Bots have taken over the internet. According to the Imperva Incapsula Bot Traffic Report, various bots are now responsible for more than half of all internet traffic around the globe. These bots range in function from systematically posting political messages on Twitter, to scrubbing the internet to fill out your Facebook newsfeed.
Even more, a majority of the bots are considered “bad bots” which are designed to mimic websites to steal user identities, capture ad revenue, or even cripple sites by overwhelming them with fake traffic (DDoS attacks), among other nefarious tasks. The report estimates that businesses lose an estimated $7 billion dollars each year thanks to ad fraud perpetuated by this nasty software.

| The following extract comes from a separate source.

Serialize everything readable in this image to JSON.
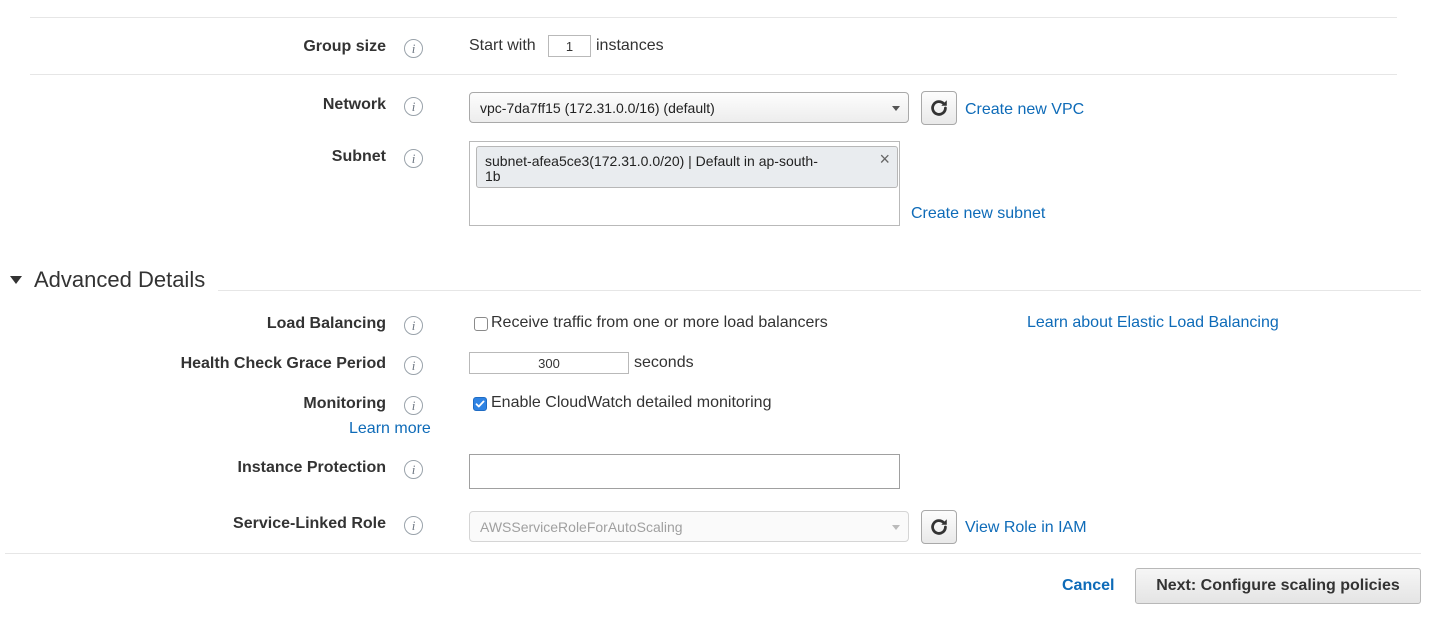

However, while the bad bots are still in the majority, their numbers seem to remain stagnant while more “good bots” are being created. Good bots are responsible for monitoring and enhancing your browsing experience. These bots help populate your feeds and cast a wide net for your search engine queries.
Efforts to lessen the impact of bad bots are extensive. Aside from the measures ad agencies employ to limit the damage they are capable of, laws are also being enacted to mitigate bot activity. Last year the Better Online Ticket Sales (BOTS) Act became law, making it illegal for bots to be used to unfairly snag up tickets to high demand events, in hopes of reselling them to make a large profit.